To support a robust cooperative ecosystem and expand abundant supplies of affordable electricity, lawmakers must prioritize economic and energy certainty for electric cooperatives by advancing an all-of-the-above American energy strategy that prioritizes permitting reform and provides low-interest capital for community development projects.

First, reliable and affordable electricity generation requires source flexibility and policy malleability. In other words, Congress should embrace an all-of-the-above energy agenda that ensures that Iowans can access affordable electricity when and where they need it, while simultaneously investing in renewable energy sources that are abundant in Iowa like wind power. To date, Iowa electric co-ops have invested in 33 wind farms, over a dozen utility-scale and community based solar projects, 4 landfill gas projects, 5 methane digesters and multiple hydroelectric stations to complement more traditional power sources like natural gas and coal. Some co-ops are also looking at small-scale nuclear technology as another dispatchable power generation option. Additionally, Iowa electric co-ops have interconnected roughly 2,200 member-owned generation installations as a demonstration of support for an all-inclusive generation mix, even from non-utility locations. By allowing local cooperatives to determine the best, most comprehensive energy strategy for their consumers, our families, farms and businesses benefit from lower costs, energy security and vital investments in our rural communities.
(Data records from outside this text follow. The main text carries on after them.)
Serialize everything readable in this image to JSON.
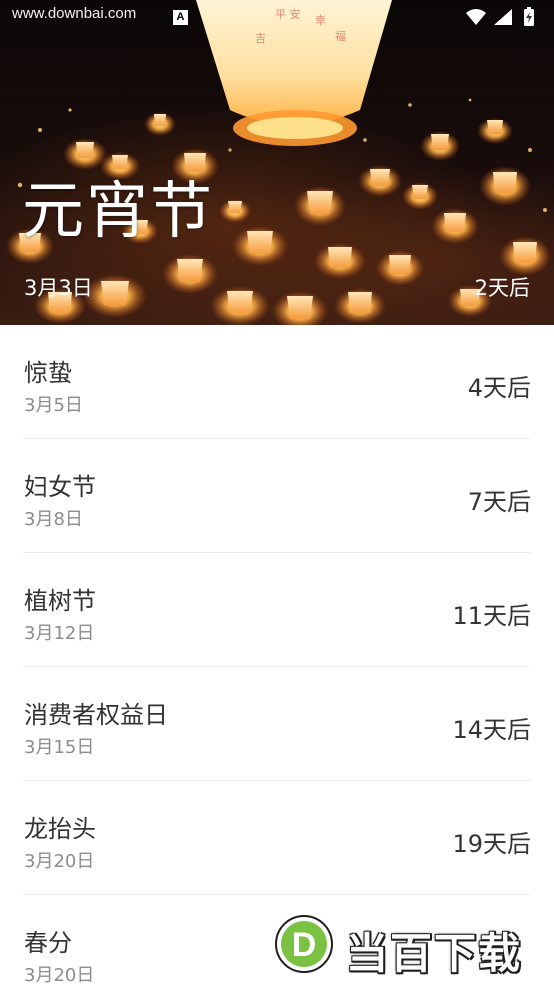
{
  "status_bar": {
    "watermark_url": "www.downbai.com",
    "notification_icon": "A",
    "icons": [
      "wifi-icon",
      "cell-signal-icon",
      "battery-charging-icon"
    ]
  },
  "featured": {
    "name": "元宵节",
    "date": "3月3日",
    "countdown": "2天后",
    "image": "sky-lanterns-night"
  },
  "events": [
    {
      "name": "惊蛰",
      "date": "3月5日",
      "countdown": "4天后"
    },
    {
      "name": "妇女节",
      "date": "3月8日",
      "countdown": "7天后"
    },
    {
      "name": "植树节",
      "date": "3月12日",
      "countdown": "11天后"
    },
    {
      "name": "消费者权益日",
      "date": "3月15日",
      "countdown": "14天后"
    },
    {
      "name": "龙抬头",
      "date": "3月20日",
      "countdown": "19天后"
    },
    {
      "name": "春分",
      "date": "3月20日",
      "countdown": ""
    }
  ],
  "brand_watermark": {
    "logo_letter": "D",
    "text": "当百下载",
    "colors": {
      "logo": "#7cc242",
      "text": "#ffffff",
      "outline": "#1e1e1e"
    }
  },
  "colors": {
    "primary_text": "#333333",
    "secondary_text": "#8c8c8c",
    "divider": "#ececec",
    "hero_text": "#ffffff"
  }
}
Second, Congress needs to prioritize federal regulatory and permitting reform. While a great deal of buzz was generated during the end of September over this issue, we are confident that a serious debate is needed over how the federal government can facilitate the development of critical energy and transmission projects. As firm believers in local control, we believe the value of energy infrastructure is best determined by those who will benefit from a particular project. Allowing utilities and the people they serve to have a voice in where a transmission line might be located and who might pay for it is important. The federal government isn’t always in the best position to tell the American people what is in their best interests locally. 

Finally, we need to protect and strengthen the Rural Economic Development Loan and Grant program, which powers economic and community development and keeps families and good-paying jobs in rural Iowa. This program provides zero-interest loans of up to one million dollars to local utilities and cooperatives, which are then tasked with passing this funding along to small businesses and community organizations to support initiatives that create jobs, enhance economic opportunity, revitalize main streets and aid small businesses in rural America. Ensuring that our rural communities have access to the capital and credit they need to strengthen long-term economic vitality and attract new residents and businesses to populate small, vibrant towns must be a top priority of the 118th Congress and the upcoming Farm Bill reauthorization.
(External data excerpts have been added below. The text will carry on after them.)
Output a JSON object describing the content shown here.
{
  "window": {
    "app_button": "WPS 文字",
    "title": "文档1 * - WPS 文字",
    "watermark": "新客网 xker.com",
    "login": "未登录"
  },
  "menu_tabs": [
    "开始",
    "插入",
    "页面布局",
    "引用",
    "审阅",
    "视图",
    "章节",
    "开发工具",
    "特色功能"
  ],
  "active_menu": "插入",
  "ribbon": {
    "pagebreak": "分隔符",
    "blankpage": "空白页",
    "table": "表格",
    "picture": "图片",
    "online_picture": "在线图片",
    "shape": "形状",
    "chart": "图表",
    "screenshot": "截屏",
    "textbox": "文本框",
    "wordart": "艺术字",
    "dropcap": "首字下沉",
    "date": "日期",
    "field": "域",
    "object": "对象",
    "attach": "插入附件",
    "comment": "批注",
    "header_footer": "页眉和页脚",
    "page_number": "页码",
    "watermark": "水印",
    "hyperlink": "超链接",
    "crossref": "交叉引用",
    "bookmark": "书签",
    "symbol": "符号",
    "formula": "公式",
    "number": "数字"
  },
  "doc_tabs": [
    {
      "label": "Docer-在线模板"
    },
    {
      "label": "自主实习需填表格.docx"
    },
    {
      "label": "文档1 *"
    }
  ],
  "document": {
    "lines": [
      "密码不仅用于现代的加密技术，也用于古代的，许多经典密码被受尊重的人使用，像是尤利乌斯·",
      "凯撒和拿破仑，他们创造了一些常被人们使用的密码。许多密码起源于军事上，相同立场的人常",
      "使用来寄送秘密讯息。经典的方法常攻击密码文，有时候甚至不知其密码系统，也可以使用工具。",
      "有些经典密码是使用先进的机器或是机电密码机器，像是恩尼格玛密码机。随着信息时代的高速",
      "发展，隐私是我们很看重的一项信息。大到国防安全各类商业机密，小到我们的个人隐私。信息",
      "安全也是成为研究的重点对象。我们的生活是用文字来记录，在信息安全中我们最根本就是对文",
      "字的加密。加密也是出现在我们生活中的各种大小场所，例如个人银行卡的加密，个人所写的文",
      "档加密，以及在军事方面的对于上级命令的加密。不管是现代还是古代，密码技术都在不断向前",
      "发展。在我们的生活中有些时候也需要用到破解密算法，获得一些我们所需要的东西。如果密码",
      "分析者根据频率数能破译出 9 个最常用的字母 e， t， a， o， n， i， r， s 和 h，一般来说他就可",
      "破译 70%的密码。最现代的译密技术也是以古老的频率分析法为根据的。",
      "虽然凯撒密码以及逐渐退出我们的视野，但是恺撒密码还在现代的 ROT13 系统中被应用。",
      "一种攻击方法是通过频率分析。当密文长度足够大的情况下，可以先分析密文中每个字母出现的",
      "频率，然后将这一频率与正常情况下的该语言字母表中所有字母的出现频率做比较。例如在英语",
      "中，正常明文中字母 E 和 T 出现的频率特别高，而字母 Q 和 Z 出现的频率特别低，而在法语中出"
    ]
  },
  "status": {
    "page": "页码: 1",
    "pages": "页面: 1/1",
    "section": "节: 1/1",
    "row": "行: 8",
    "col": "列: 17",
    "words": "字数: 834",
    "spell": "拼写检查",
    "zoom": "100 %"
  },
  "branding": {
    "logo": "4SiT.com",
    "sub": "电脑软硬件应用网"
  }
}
Electric cooperatives play a crucial role in delivering safe, affordable and reliable electricity to hundreds of thousands of Iowans and tens of millions of Americans. In both the long and short term, the largest threat to our nation’s energy producers and electricity distributors remains federal overreach and unrealistic mandates. Therefore, it is the responsibility of Congress to eliminate red tape that hinders their ability to power our businesses, homes, hospitals and farms and to instead provide them with the flexibility to streamline baseload power generation and diversify their power sources. Our laws must allow electric cooperatives to do what they do best: power our local economies and provide our thriving communities with reliable, affordable electric power that we all rely on every day.

 

By Congressman Randy Feenstra, representing Iowa’s 4th congressional district, and Chuck Soderberg, executive vice president and general manager of the Iowa Association of Electric Cooperatives.